Now we will add code to our assembly to publish an alarm severity on every counter event. Let’s create some logic to take the counter as an argument and generate an alarm:
- Scala
-
source
private val safeRange = 0 to 10 private val warnRange = 11 to 15 private val majorRange = 16 to 20 private def getCounterSeverity(counter: Int) = counter match { case x if safeRange contains x => AlarmSeverity.Okay case x if warnRange contains x => AlarmSeverity.Warning case x if majorRange contains x => AlarmSeverity.Major case _ => AlarmSeverity.Critical } private val counterAlarmKey = AlarmKey(componentInfo.prefix, "CounterTooHighAlarm") private def setCounterAlarm(counter: Int): Unit = { // fire alarm according to counter value val severity = getCounterSeverity(counter) alarmService.setSeverity(counterAlarmKey, severity).onComplete { case Success(_) => log.info(s"Severity for alarm ${counterAlarmKey.name} set to " + severity.toString) case Failure(ex) => log.error(s"Error setting severity for alarm ${counterAlarmKey.name}: ${ex.getMessage}") } }
- Java
-
source
private AlarmSeverity getCounterSeverity(int counter) { if (counter >= 0 && counter <= 10) { return JAlarmSeverity.Okay; } else if (counter >= 11 && counter <= 15) { return JAlarmSeverity.Warning; } else if (counter >= 16 && counter <= 20) { return JAlarmSeverity.Major; } return JAlarmSeverity.Critical; } private void setCounterAlarm(int counter) { AlarmKey counterAlarmKey = new AlarmKey(cswCtx.componentInfo().prefix(), "CounterTooHighAlarm"); AlarmSeverity severity = getCounterSeverity(counter); cswCtx.alarmService().setSeverity(counterAlarmKey, severity) .whenComplete((d, ex) -> { if (ex != null) { log.error("Error setting severity for alarm " + counterAlarmKey.name() + ": " + ex.getMessage()); } else { log.info("Severity for alarm " + counterAlarmKey.name() + " set to " + severity.toString()); } }); }
This code determines the severity of the alarm based on the rules we established above:
Okay
: 0-10Warning
: 11-15Major
: 16-20Critical
: any other value
Now, all we have to do is call this whenever we receive a counter event.
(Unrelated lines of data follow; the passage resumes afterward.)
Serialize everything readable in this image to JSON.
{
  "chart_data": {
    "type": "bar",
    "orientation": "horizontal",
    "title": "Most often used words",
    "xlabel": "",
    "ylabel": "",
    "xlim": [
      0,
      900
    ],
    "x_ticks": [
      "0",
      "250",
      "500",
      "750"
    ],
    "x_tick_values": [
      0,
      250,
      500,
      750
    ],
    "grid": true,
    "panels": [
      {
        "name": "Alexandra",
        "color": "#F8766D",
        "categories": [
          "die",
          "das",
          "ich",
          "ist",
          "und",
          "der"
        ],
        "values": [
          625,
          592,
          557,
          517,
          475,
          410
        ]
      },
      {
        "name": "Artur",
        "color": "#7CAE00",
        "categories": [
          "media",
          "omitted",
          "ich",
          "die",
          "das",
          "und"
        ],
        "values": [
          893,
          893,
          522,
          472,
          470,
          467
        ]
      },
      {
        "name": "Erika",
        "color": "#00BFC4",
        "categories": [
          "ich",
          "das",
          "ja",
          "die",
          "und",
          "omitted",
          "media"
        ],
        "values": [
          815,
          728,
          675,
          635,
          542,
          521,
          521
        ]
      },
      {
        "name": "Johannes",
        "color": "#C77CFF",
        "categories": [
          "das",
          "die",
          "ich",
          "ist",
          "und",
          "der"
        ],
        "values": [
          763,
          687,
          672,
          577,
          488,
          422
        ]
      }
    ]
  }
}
We add a call to the setCounterAlarm
method in the processEvent
method:
- Scala
-
source
private def processEvent(event: Event): Unit = { log.info(s"Event received: ${event.eventKey}") event match { case e: SystemEvent => e.eventKey match { case `counterEventKey` => val counter = e(hcdCounterKey).head log.info(s"Counter = $counter") setCounterAlarm(counter) case _ => log.warn("Unexpected event received.") } case _: ObserveEvent => log.warn("Unexpected ObserveEvent received.") // not expected } }
- Java
-
source
private void processEvent(Event event) { log.info("Event received: " + event.eventKey()); if (event instanceof SystemEvent) { SystemEvent sysEvent = (SystemEvent) event; if (event.eventKey().equals(counterEventKey)) { int counter = sysEvent.parameter(hcdCounterKey).head(); log.info("Counter = " + counter); setCounterAlarm(counter); } else { log.warn("Unexpected event received."); } } else { // ObserveEvent, not expected log.warn("Unexpected ObserveEvent received."); } }
To see the effect, let’s use the CLI to set up a subscription to the alarm. Note the alarm key is the component’s prefix (csw.sample
), and the alarm name (counterTooHighAlarm
).
- Scala
-
csw-alarm-cli severity subscribe --subsystem csw --component sample --name counterTooHighAlarm
- Java
-
csw-alarm-cli severity subscribe --subsystem csw --component sample --name counterTooHighAlarm
Note that the alarm severity is currently Disconnected
. This is the appropriate state, since we are not running the components. Now, run the Assembly and HCD, and you will see the severity of our alarm updated in the CLI as the severity changes.